Alexander Tzanov has a background in various medical and nuclear electronics (applied physics), environmental protection and sustainable development, chemistry, and computer science.
He started his professional life in 1984 when he graduated in electronics and started as a research associate in the Department of Electronics at the Technical University (TU) of Sofia (Bulgaria). In 1987, he became an assistant professor in the Department of Computer Science. For the next 12 years, he taught undergraduate and graduate courses in object-oriented programming, functional programming, and generic programming. He also taught a course on microprocessors, which covered computer system architectures, microprocessors’ organization, assembly language, and computer on a chip; he developed a new curriculum for the discipline within the MS program in automation and control at TU. His research interests evolved toward machine learning, specifically algorithms and models for inductive learning, learning by example, and pattern recognition.
In 1993, he joined the Department of Computer Science at Queen’s University (Belfast, UK) as a research scientist and did research in pattern recognition and quantitative management systems. At that time, his research interests shifted toward high-performance computing. In 1996, as a visiting professor at Buckingham University (UK) in the Department of Computer Science, he became involved in research on massive parallel numerical algorithms and got hooked on accelerators. At the same time, he completed his second MS degree in environmental protection and sustainable development.
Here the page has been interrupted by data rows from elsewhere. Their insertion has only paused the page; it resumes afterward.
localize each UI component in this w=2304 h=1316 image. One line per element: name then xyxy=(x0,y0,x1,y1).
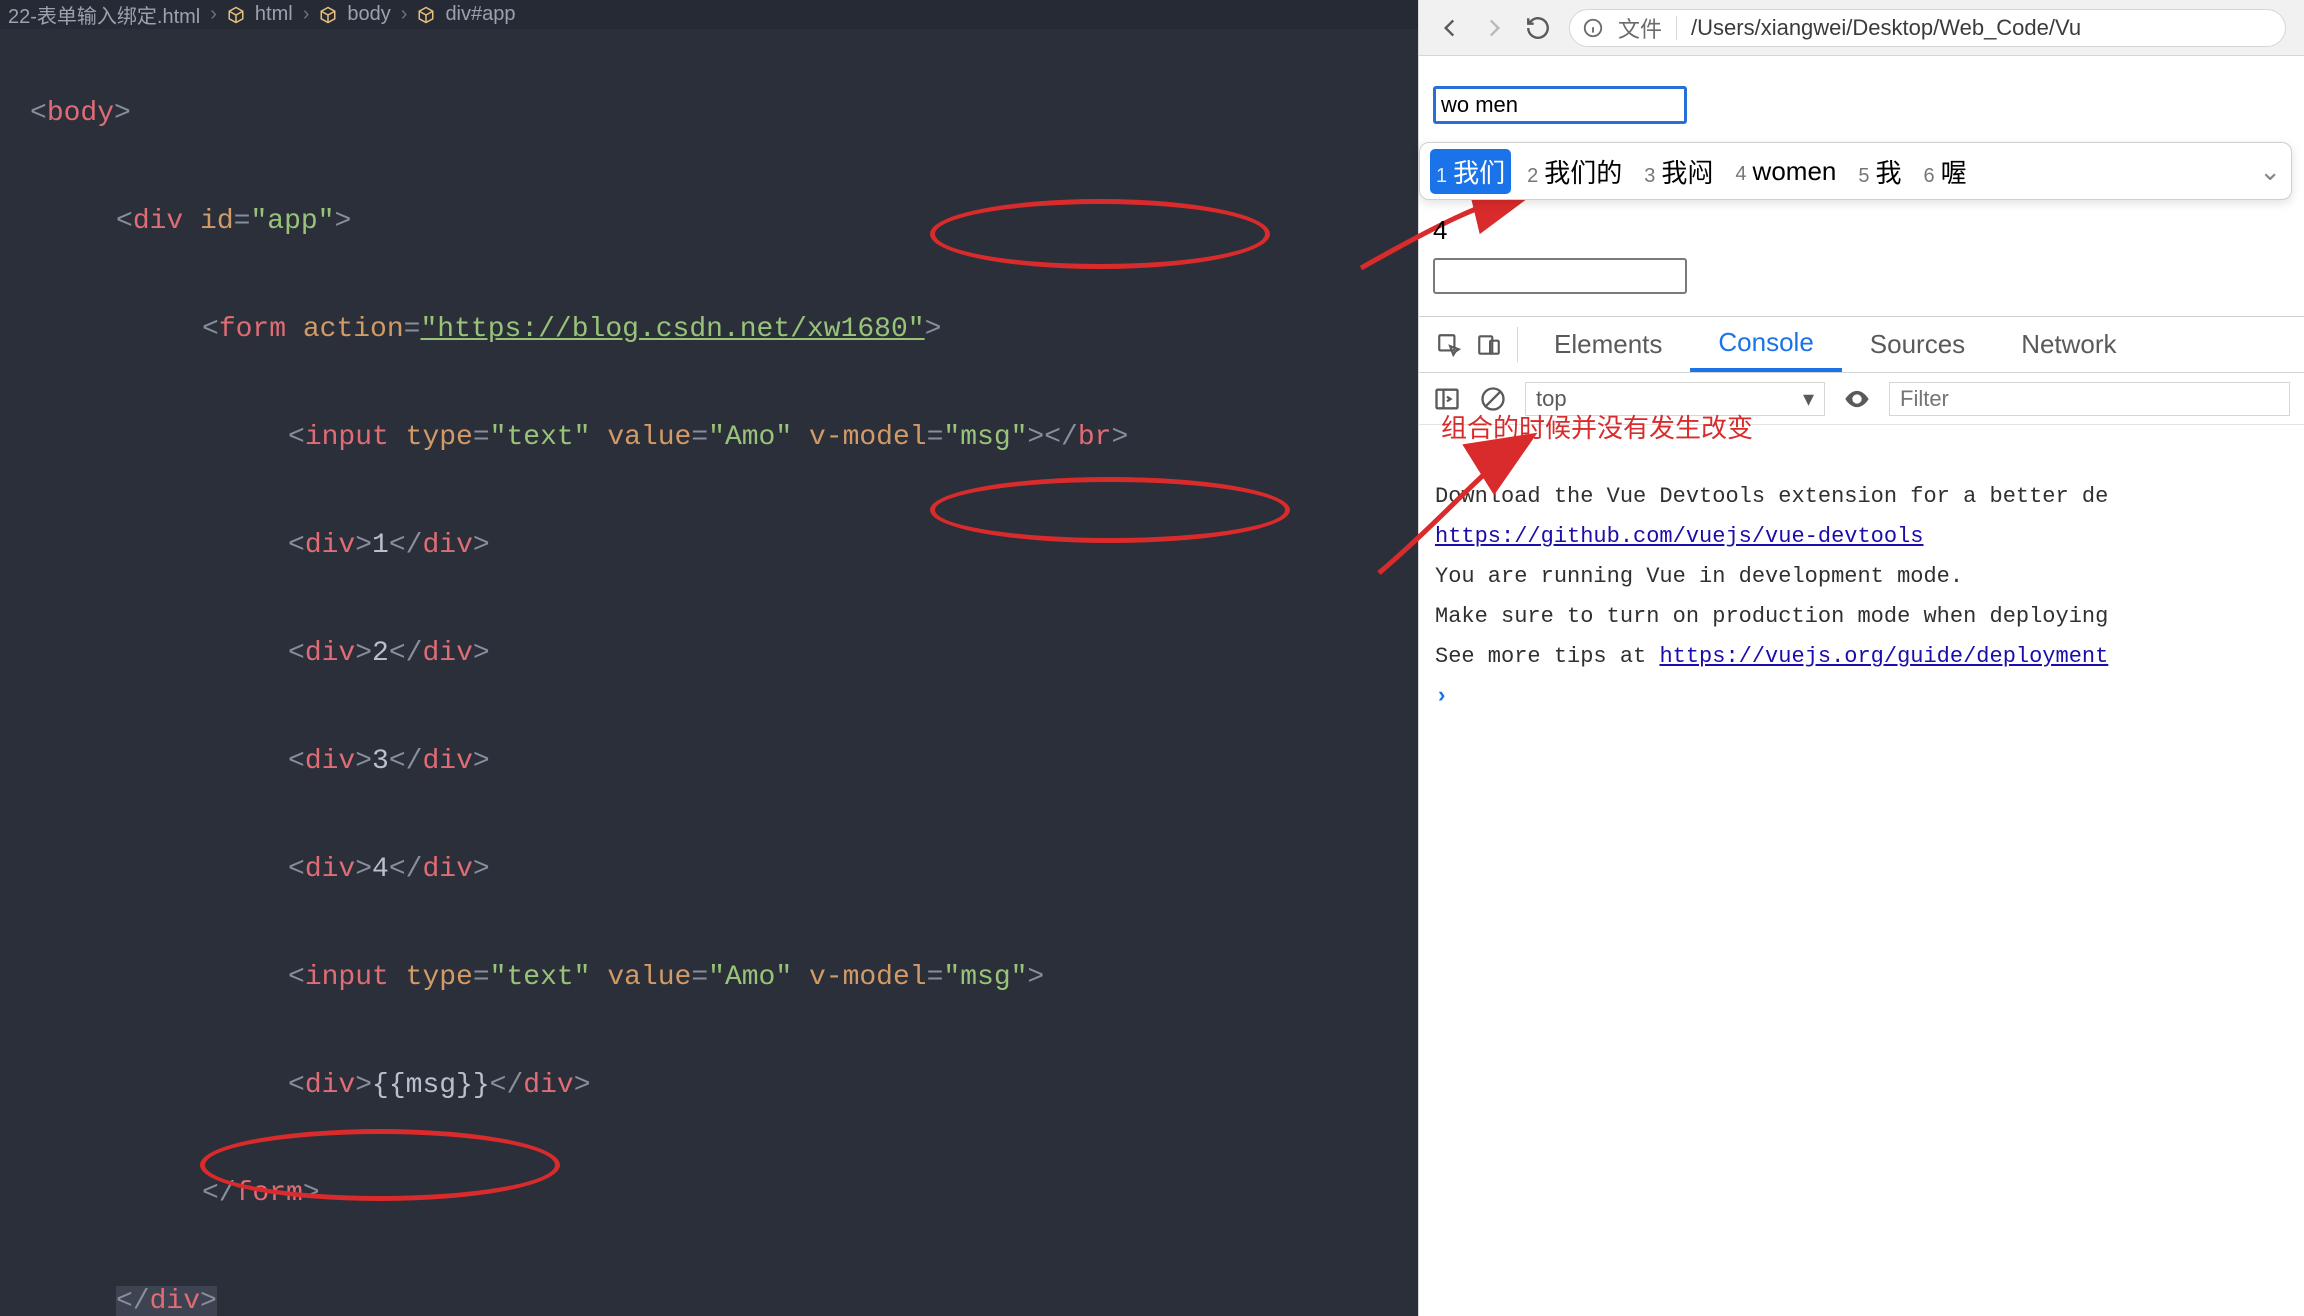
tag-input: input xyxy=(305,422,389,453)
tag-body: body xyxy=(47,98,114,129)
cube-icon xyxy=(417,6,435,24)
tag-input: input xyxy=(305,962,389,993)
browser-window: 文件 /Users/xiangwei/Desktop/Web_Code/Vu 1… xyxy=(1418,0,2304,1316)
ime-candidate[interactable]: 6喔 xyxy=(1918,149,1973,194)
url-bar[interactable]: 文件 /Users/xiangwei/Desktop/Web_Code/Vu xyxy=(1569,9,2286,47)
ime-candidate-bar[interactable]: 1我们 2我们的 3我闷 4women 5我 6喔 ⌄ xyxy=(1419,142,2292,200)
eye-icon[interactable] xyxy=(1843,385,1871,413)
divider xyxy=(1517,327,1518,362)
ime-candidate[interactable]: 1我们 xyxy=(1430,149,1511,194)
console-line: Download the Vue Devtools extension for … xyxy=(1435,484,2108,509)
back-icon[interactable] xyxy=(1437,15,1463,41)
annotation-text: 组合的时候并没有发生改变 xyxy=(1441,408,1753,445)
chevron-right-icon: › xyxy=(210,3,217,26)
breadcrumb-item[interactable]: body xyxy=(347,3,390,26)
devtools: Elements Console Sources Network top ▾ D… xyxy=(1419,316,2304,1316)
chevron-down-icon: ▾ xyxy=(1803,386,1814,412)
breadcrumb: 22-表单输入绑定.html › html › body › div#app xyxy=(0,0,1418,29)
chevron-right-icon: › xyxy=(401,3,408,26)
cube-icon xyxy=(319,6,337,24)
url-scheme-label: 文件 xyxy=(1618,12,1662,44)
console-link[interactable]: https://vuejs.org/guide/deployment xyxy=(1659,644,2108,669)
text-input-1[interactable] xyxy=(1433,86,1687,124)
tag-div: div xyxy=(133,206,183,237)
browser-toolbar: 文件 /Users/xiangwei/Desktop/Web_Code/Vu xyxy=(1419,0,2304,56)
url-path: /Users/xiangwei/Desktop/Web_Code/Vu xyxy=(1691,15,2081,41)
url-separator xyxy=(1676,16,1677,40)
tab-console[interactable]: Console xyxy=(1690,317,1841,372)
ime-candidate[interactable]: 2我们的 xyxy=(1521,149,1628,194)
filter-input[interactable] xyxy=(1889,382,2290,416)
device-toggle-icon[interactable] xyxy=(1469,317,1509,372)
ime-candidate[interactable]: 3我闷 xyxy=(1638,149,1719,194)
tab-elements[interactable]: Elements xyxy=(1526,317,1690,372)
console-line: Make sure to turn on production mode whe… xyxy=(1435,604,2108,629)
reload-icon[interactable] xyxy=(1525,15,1551,41)
breadcrumb-item[interactable]: div#app xyxy=(445,3,515,26)
code-area[interactable]: <body> <div id="app"> <form action="http… xyxy=(0,29,1418,1316)
chevron-right-icon: › xyxy=(303,3,310,26)
info-circle-icon xyxy=(1582,17,1604,39)
breadcrumb-file[interactable]: 22-表单输入绑定.html xyxy=(8,0,200,29)
ime-candidate[interactable]: 4women xyxy=(1729,152,1842,191)
console-line: See more tips at xyxy=(1435,644,1659,669)
code-editor: 22-表单输入绑定.html › html › body › div#app <… xyxy=(0,0,1418,1316)
devtools-tabbar: Elements Console Sources Network xyxy=(1419,317,2304,373)
inspect-icon[interactable] xyxy=(1429,317,1469,372)
text-input-2[interactable] xyxy=(1433,258,1687,294)
chevron-down-icon[interactable]: ⌄ xyxy=(2259,156,2281,187)
ime-candidate[interactable]: 5我 xyxy=(1852,149,1907,194)
tab-sources[interactable]: Sources xyxy=(1842,317,1993,372)
breadcrumb-item[interactable]: html xyxy=(255,3,293,26)
tag-form: form xyxy=(219,314,286,345)
console-link[interactable]: https://github.com/vuejs/vue-devtools xyxy=(1435,524,1923,549)
console-prompt[interactable]: › xyxy=(1435,684,1448,709)
tab-network[interactable]: Network xyxy=(1993,317,2144,372)
cube-icon xyxy=(227,6,245,24)
console-output[interactable]: Download the Vue Devtools extension for … xyxy=(1419,425,2304,769)
page-content: 1我们 2我们的 3我闷 4women 5我 6喔 ⌄ 3 4 组合的时候并没有… xyxy=(1419,56,2304,294)
console-line: You are running Vue in development mode. xyxy=(1435,564,1963,589)
forward-icon[interactable] xyxy=(1481,15,1507,41)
His research interests leaned toward the development of massive parallel algorithms and models for environmental issues, specifically the development of models for build up and distribution of secondary air pollutants. He developed a system for modeling the distribution of secondary air pollution over regions with complex orography in collaboration with the Institute of Meteorology and Hydrology at the Bulgarian Academy of Sciences. The software utilized a data mining algorithm for meteorological data over a 100-year period, an inductive learning algorithm for decision making, and real-time measurements for sampling.
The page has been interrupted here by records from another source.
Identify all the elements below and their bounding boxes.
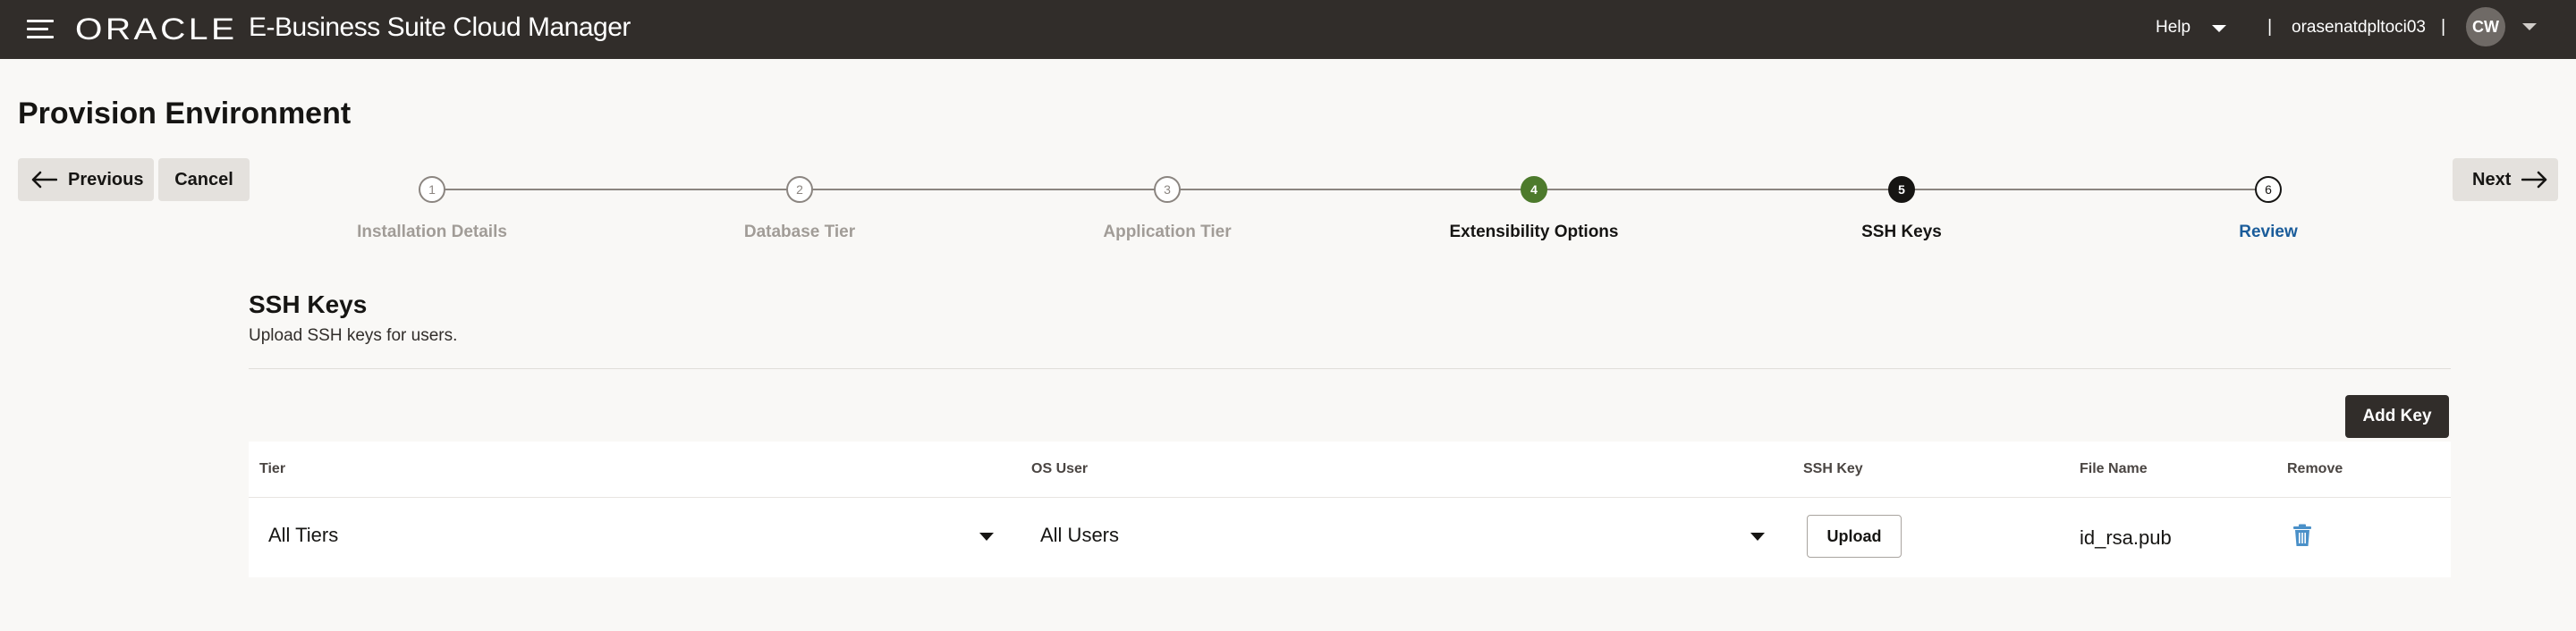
train-label-database-tier[interactable]: Database Tier xyxy=(665,223,934,242)
previous-button-label: Previous xyxy=(68,169,144,189)
product-name: E-Business Suite Cloud Manager xyxy=(249,13,631,42)
header-divider xyxy=(249,497,2451,498)
section-title: SSH Keys xyxy=(249,290,368,318)
column-header-tier: Tier xyxy=(259,461,286,476)
next-button-label: Next xyxy=(2472,169,2512,189)
train-label-installation-details[interactable]: Installation Details xyxy=(298,223,566,242)
file-name-value: id_rsa.pub xyxy=(2080,526,2172,549)
avatar[interactable]: CW xyxy=(2466,7,2505,46)
trash-icon[interactable] xyxy=(2292,524,2312,547)
train-label-ssh-keys[interactable]: SSH Keys xyxy=(1767,223,2036,242)
next-button[interactable]: Next xyxy=(2453,158,2558,201)
cancel-button[interactable]: Cancel xyxy=(158,158,250,201)
os-user-select[interactable]: All Users xyxy=(1021,513,1781,556)
train-stop-4[interactable]: 4 xyxy=(1521,176,1547,203)
tier-select[interactable]: All Tiers xyxy=(249,513,1009,556)
os-user-select-value: All Users xyxy=(1040,524,1120,546)
cancel-button-label: Cancel xyxy=(174,169,233,189)
help-menu[interactable]: Help xyxy=(2156,18,2190,38)
top-bar: ORACLE E-Business Suite Cloud Manager He… xyxy=(0,0,2576,59)
train-stop-2[interactable]: 2 xyxy=(786,176,813,203)
train-label-review[interactable]: Review xyxy=(2134,223,2402,242)
train-stop-5[interactable]: 5 xyxy=(1888,176,1915,203)
train-stop-1[interactable]: 1 xyxy=(419,176,445,203)
arrow-right-icon xyxy=(2521,171,2547,189)
column-header-os-user: OS User xyxy=(1031,461,1089,476)
train-stop-6[interactable]: 6 xyxy=(2255,176,2282,203)
add-key-button[interactable]: Add Key xyxy=(2345,395,2449,438)
page-title: Provision Environment xyxy=(18,97,352,130)
column-header-ssh-key: SSH Key xyxy=(1803,461,1863,476)
oracle-logo: ORACLE xyxy=(75,13,238,46)
previous-button[interactable]: Previous xyxy=(18,158,154,201)
train-label-application-tier[interactable]: Application Tier xyxy=(1033,223,1301,242)
username[interactable]: orasenatdpltoci03 xyxy=(2292,18,2426,38)
train-connector xyxy=(432,189,2267,190)
train-label-extensibility-options[interactable]: Extensibility Options xyxy=(1400,223,1668,242)
column-header-remove: Remove xyxy=(2287,461,2343,476)
help-chevron-down-icon[interactable] xyxy=(2212,25,2226,32)
column-header-file-name: File Name xyxy=(2080,461,2148,476)
tier-select-value: All Tiers xyxy=(268,524,339,546)
header-separator: | xyxy=(2441,17,2446,37)
user-chevron-down-icon[interactable] xyxy=(2522,23,2537,30)
section-subtitle: Upload SSH keys for users. xyxy=(249,326,458,345)
hamburger-menu-icon[interactable] xyxy=(27,20,54,39)
header-separator: | xyxy=(2267,17,2273,37)
tier-select-chevron-down-icon xyxy=(979,533,994,541)
section-divider xyxy=(249,368,2451,369)
os-user-select-chevron-down-icon xyxy=(1750,533,1765,541)
upload-button[interactable]: Upload xyxy=(1807,515,1902,558)
ssh-keys-table: Tier OS User SSH Key File Name Remove Al… xyxy=(249,442,2451,577)
arrow-left-icon xyxy=(31,171,57,189)
train-stop-3[interactable]: 3 xyxy=(1154,176,1181,203)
In 1998, Tzanov joined the Department of Biochemistry and Biophysics at Columbia University (NY) as research scientist, where he researched applications of high-performance computing architectures and machine learning in computational biology and biophysics. In 2002, he joined the high-performance computing group at New York University (NYU) as a faculty technology specialist. Within this environment, he provided support for various research projects at NYU and became an expert in grid computing, shared memory servers, and clusters. He developed, tuned, ported, and benchmarked codes for molecular modeling and simulation, computational biology, and computational chemistry. Tzanov then moved to the Department of Chemistry at NYU and currently researches massive parallel computing algorithms for quantum computational chemistry.
He is the author of a book on systems programming, co-author of a book on object-oriented generic programming, and co-author of several papers in the scientific computing, modeling, data mining, and computational chemistry areas.